12.3.11

Post Grad (Review)


Tonight I decided to take a night off from intense documentaries and dramas and chill out with a Friday night chick-flick, Post Grad.  I picked Post Grad because, well, I am now a post grad, and the trailer seemed to sum up my life: out of school, out of work, in a general slump.  And, until about halfway through it was doing a pretty good job of portraying life after school accurately.  It was right at this depressing low-point that I decided to take a break and write my cover letter (being pathetic is such a motivator), and it's a good thing I did because after that the movie kinda just went downhill.
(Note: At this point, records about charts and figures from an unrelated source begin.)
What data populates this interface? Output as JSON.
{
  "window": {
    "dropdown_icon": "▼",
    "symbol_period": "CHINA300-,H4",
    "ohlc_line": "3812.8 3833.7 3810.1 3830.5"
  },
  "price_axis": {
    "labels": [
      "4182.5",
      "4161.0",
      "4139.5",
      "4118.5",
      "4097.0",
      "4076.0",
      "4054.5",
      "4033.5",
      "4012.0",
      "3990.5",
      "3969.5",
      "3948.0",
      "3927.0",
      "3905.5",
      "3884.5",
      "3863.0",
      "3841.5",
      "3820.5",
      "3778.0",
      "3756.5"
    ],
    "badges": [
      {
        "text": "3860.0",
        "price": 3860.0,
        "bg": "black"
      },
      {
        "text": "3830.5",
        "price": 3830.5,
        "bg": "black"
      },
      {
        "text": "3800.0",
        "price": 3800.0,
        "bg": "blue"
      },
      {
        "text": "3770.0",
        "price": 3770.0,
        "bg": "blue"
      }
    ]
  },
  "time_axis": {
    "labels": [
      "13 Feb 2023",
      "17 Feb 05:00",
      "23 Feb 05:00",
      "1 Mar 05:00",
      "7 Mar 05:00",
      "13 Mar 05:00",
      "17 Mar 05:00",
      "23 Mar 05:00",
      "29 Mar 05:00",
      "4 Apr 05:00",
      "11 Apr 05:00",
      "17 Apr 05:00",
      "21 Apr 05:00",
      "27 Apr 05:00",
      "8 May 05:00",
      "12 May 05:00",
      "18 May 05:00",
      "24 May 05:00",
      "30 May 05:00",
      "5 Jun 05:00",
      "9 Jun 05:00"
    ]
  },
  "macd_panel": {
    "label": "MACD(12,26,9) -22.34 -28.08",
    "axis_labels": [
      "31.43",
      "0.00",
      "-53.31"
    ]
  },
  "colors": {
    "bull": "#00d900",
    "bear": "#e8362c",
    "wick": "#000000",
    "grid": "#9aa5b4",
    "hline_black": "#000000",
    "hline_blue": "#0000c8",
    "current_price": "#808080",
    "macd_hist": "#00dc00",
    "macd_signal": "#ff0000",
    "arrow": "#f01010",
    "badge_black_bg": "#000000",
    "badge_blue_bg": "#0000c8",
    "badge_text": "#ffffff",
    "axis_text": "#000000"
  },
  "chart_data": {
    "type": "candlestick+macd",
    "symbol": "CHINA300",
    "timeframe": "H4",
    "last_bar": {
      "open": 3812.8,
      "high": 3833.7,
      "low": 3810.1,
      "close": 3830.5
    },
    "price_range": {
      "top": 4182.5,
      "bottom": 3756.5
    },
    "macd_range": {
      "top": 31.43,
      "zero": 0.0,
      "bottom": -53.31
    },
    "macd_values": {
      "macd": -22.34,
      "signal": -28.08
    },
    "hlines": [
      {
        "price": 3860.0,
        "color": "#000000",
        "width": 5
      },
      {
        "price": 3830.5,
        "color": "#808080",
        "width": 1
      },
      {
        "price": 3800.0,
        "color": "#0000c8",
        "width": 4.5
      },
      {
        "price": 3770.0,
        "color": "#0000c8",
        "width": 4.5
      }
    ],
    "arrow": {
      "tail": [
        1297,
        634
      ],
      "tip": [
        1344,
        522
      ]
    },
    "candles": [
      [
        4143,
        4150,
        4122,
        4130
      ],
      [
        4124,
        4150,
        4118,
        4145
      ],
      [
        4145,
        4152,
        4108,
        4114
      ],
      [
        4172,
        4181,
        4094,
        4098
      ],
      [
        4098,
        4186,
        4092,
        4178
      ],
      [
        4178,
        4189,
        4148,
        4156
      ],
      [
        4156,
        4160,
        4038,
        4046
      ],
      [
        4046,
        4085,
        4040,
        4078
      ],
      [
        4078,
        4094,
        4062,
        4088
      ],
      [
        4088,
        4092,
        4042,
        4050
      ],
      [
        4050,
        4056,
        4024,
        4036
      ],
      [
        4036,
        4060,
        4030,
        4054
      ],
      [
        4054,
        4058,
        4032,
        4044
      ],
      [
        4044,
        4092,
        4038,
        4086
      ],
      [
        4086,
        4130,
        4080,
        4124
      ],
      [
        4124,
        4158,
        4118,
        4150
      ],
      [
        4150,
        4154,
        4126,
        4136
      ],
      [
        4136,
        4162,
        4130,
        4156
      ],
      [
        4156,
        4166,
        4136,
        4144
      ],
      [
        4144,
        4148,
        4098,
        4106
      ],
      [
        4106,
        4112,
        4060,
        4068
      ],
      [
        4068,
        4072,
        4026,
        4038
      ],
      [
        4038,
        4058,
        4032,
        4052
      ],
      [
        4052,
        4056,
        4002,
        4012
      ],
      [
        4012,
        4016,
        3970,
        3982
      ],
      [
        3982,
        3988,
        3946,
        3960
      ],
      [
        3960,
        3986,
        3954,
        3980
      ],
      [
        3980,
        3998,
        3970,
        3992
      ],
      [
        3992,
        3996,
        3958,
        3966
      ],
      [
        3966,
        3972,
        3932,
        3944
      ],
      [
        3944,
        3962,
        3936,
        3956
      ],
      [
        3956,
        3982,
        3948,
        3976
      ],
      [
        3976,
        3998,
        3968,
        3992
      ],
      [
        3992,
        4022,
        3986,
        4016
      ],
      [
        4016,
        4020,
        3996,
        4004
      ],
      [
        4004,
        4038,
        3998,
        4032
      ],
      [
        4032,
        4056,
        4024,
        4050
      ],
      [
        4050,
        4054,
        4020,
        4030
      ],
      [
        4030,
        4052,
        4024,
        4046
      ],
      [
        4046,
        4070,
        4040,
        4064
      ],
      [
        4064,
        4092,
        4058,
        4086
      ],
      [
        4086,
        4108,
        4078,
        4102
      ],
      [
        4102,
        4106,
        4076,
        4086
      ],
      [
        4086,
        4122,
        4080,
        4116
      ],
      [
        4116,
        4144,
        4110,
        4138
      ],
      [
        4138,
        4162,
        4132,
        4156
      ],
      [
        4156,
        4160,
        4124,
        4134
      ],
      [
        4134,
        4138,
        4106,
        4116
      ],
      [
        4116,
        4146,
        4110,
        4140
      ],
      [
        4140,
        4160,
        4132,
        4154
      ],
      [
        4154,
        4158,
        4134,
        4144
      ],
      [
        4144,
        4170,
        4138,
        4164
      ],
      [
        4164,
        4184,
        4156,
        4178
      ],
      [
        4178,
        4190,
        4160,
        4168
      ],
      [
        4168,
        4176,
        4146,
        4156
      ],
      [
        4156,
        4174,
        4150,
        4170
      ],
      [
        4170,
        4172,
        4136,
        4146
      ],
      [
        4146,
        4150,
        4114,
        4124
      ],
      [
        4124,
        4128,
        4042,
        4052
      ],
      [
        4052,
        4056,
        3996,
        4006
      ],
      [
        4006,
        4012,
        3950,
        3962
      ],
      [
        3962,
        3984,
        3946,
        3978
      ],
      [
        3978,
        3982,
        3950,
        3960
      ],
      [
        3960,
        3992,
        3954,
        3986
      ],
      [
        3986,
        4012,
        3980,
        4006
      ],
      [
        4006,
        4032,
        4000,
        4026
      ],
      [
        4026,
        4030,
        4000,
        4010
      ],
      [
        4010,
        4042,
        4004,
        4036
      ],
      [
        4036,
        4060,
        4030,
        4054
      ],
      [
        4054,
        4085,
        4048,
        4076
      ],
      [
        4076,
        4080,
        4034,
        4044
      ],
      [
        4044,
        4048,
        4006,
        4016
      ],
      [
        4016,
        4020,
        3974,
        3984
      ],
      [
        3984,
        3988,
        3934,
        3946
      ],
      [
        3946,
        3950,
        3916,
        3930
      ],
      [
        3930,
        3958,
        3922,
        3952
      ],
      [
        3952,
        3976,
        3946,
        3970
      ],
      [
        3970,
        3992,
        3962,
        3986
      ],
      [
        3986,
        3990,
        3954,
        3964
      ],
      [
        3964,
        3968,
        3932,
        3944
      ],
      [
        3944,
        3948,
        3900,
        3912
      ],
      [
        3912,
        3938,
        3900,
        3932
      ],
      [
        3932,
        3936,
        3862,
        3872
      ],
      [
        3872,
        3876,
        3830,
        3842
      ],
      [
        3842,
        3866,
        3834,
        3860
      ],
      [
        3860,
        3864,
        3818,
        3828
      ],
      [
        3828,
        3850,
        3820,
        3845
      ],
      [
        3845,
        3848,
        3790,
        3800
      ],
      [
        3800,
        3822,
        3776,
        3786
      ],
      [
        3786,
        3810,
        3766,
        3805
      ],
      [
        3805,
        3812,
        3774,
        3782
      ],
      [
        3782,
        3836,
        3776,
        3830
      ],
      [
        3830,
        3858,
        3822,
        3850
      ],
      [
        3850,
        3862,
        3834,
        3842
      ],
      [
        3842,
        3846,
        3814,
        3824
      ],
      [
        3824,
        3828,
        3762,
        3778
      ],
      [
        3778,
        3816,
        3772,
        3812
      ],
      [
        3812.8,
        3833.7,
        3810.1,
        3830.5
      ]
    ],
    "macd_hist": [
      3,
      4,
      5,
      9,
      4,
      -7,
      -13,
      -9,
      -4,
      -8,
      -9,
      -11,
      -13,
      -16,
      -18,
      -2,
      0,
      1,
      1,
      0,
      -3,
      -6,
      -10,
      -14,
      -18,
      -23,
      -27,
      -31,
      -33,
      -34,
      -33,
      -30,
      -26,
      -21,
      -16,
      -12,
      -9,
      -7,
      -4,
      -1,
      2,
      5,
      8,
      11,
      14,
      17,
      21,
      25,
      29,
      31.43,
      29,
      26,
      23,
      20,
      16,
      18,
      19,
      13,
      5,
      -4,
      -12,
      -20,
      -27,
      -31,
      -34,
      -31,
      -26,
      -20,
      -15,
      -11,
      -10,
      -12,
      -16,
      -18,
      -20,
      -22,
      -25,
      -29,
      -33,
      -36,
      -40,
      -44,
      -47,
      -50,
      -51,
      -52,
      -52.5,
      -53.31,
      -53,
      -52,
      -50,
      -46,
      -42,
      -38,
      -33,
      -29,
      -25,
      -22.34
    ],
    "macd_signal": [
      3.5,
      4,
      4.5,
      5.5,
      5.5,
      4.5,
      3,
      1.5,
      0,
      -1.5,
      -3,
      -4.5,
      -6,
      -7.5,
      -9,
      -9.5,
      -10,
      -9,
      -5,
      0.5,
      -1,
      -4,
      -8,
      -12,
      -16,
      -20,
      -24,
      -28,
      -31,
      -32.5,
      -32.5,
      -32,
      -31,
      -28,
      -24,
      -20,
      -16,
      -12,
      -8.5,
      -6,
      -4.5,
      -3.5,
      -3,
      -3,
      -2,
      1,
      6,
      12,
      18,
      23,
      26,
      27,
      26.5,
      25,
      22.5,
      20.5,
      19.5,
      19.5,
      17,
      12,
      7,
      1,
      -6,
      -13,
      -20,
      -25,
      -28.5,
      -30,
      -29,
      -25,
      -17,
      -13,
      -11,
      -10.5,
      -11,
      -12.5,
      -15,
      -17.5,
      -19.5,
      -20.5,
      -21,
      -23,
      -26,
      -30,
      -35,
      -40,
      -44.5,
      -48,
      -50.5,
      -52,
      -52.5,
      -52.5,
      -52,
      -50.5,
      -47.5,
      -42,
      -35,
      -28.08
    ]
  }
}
It was disappointing, because the film had several things going for it: Rodrigo Santoro, Jane Lynch, and a plot that one can identify with.  However, Jane Lynch was fairly lackluster, the jokes weren't really funny, the dialogue was weak, and the little brother and the father (Kevin Costner - ewww) just annoyed me.  So really it was just Rodrigo Santoro and a relate-able plot that it had going for it.  Anyway, while I was watching, I got to thinking.  I mean what's she complaining about?  Her next door neighbour is a hot Brazilian who she gets to make out with sporadically!  I certainly don't have that going for me.  Is life really so bad?  Hardly.  Also, she has a friend who's not related to her.  Which is also more than I can currently say, since all my friends are still in school (I'm really trying not to sound smug, I promise), so my best friend is my sister.  And my cat.  Who is psychotic and hates me.

But what bothered me most *spoiler alert* was at the end of the film.  Alexis Bledel's character finally gets her dream job and is about to have the life she has always wanted.  And then you know what she does?  She GIVES UP her lifelong passion to move to effing New York to chase after jilted-friend guy.  Just like that.  Quits her job, leaves her family for a guy who she isn't even dating.  What kind of message is that???  First of all, this guy is NOT Rodrigo Santoro, which as far as I'm concerned is Mistake Number 1.  Second of all, this movie is communicating that your dream profession, your gateway to the life you have always wanted, is insignificant in comparison to a sudden and fleeting interest in your boring (and kind of pathetic) friend; that passion ultimately trumps professional and economic security.  All I have to say is no. fucking. way.  As IF a woman's life isn't complete without some man to share it with.  Do I think that relationships are very important?  Yes.  Do I ultimately want one?  Yes.  But do I think that it's okay to drop a job that's all you ever wanted for some guy that you weren't even interested in until he moved across the country?  No.  Why?  Because there are other guys, but no guarantees you can find an equally amazing job in another state.  Especially after quitting your first super awesome job only a month after starting: no one will hire you with that commitment record.  It was just so pathetically implausible.  It's not like they built this amazing relationship throughout the film that was clearly the end-all and be-all of love.  Nope, he left and she was like "Oh, hmm, I think I'm into him.  Guess I'll drop my road to a high-powered career in an industry I love so I can go slum it in his dorm room while he plays beer pong."  Post Grad FAIL.